The treatment of choice for TTC is based on clinical judgment and hemodynamic support measures, including the use of angiotensin-converting enzyme inhibitors/angiotensin II receptor blockers, beta-blockers, aspirin, statins, and diuretics, since ACS remains an important differential diagnosis in the emergency room.10 The use of thrombolytic agents is systematically avoided, since TTC etiopathogenesis is other than thrombosis.22 Anticoagulation can be indicated in case of the presence of ventricular thrombus and/or systemic embolism.23,24 In case of cardiogenic shock, catecholamine as inotropic agents should be considered. An alternative in these cases may be the calcium channel sensitizer, levosimendan, although it is not yet universally approved. Currently, there are no randomized controlled trials on the treatment of TTC.10

In 2007, the Mayo Clinic proposed TTC diagnostic criteria, which included electrocardiographic abnormalities (ST segment elevation with T wave inversion); transient abnormalities of the apical and mid-ventricular wall (akinesia or dyskinesia); absence of coronary obstruction or acute rupture of atherosclerotic plaque; and the absence of recent and significant head trauma, intracranial bleeding, pheochromocytoma, myocarditis, and evidence of hypertrophic cardiomyopathy.25 In our case, these criteria were fully met and the suspicion of TTC could be finally confirmed. However, only the Japanese criteria were based on a nationwide consensus.1

The difficulties for the diagnosis of TTC are centered on the availability of the laboratory and imaging examinations, on the close similarity with the diagnosis of ACS, and the lack of suspicion. In the case report herein, Doppler echocardiography was the cornerstone in raising the suspicion of this diagnosis, which was later confirmed by the coronary angiography, the favorable clinical outcome, and the normalization of ventricular contractility disturbances.
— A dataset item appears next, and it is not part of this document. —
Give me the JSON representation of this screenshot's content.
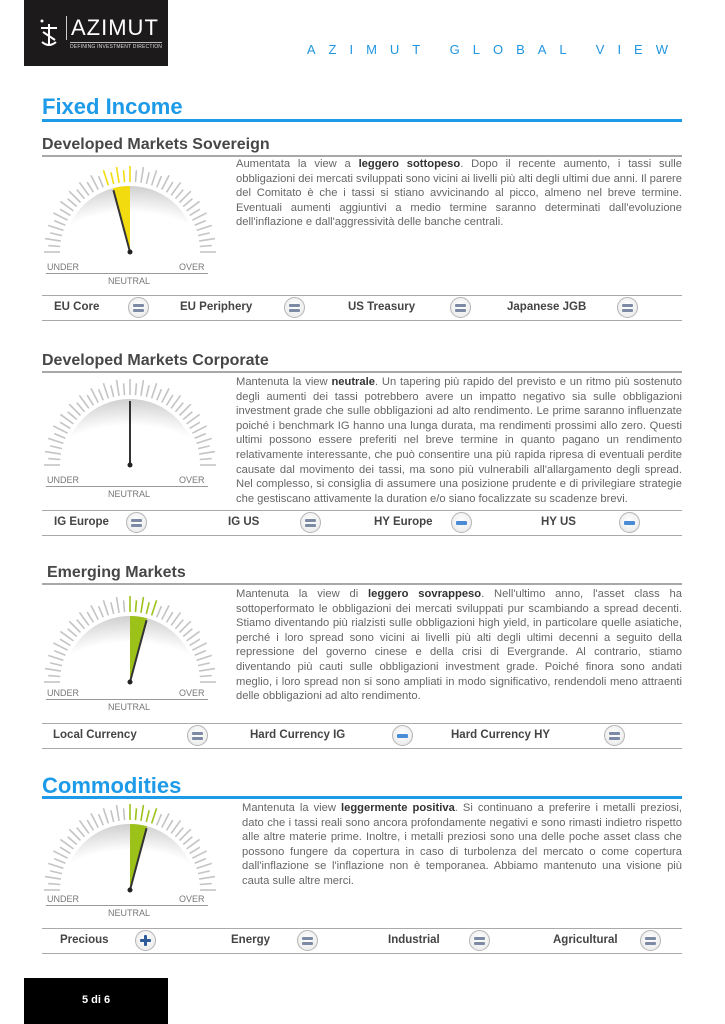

We emphasize to health professionals, especially those working in emergency units, that they consider TTC in the differential diagnosis of chest pain. Unfortunately, this diagnosis will remain challenging and will be eventually overlooked where echocardiogram and angiography are not available. In many cases, the patients will naturally present a favorable recovery because the syndrome is transient and benign in the majority of cases.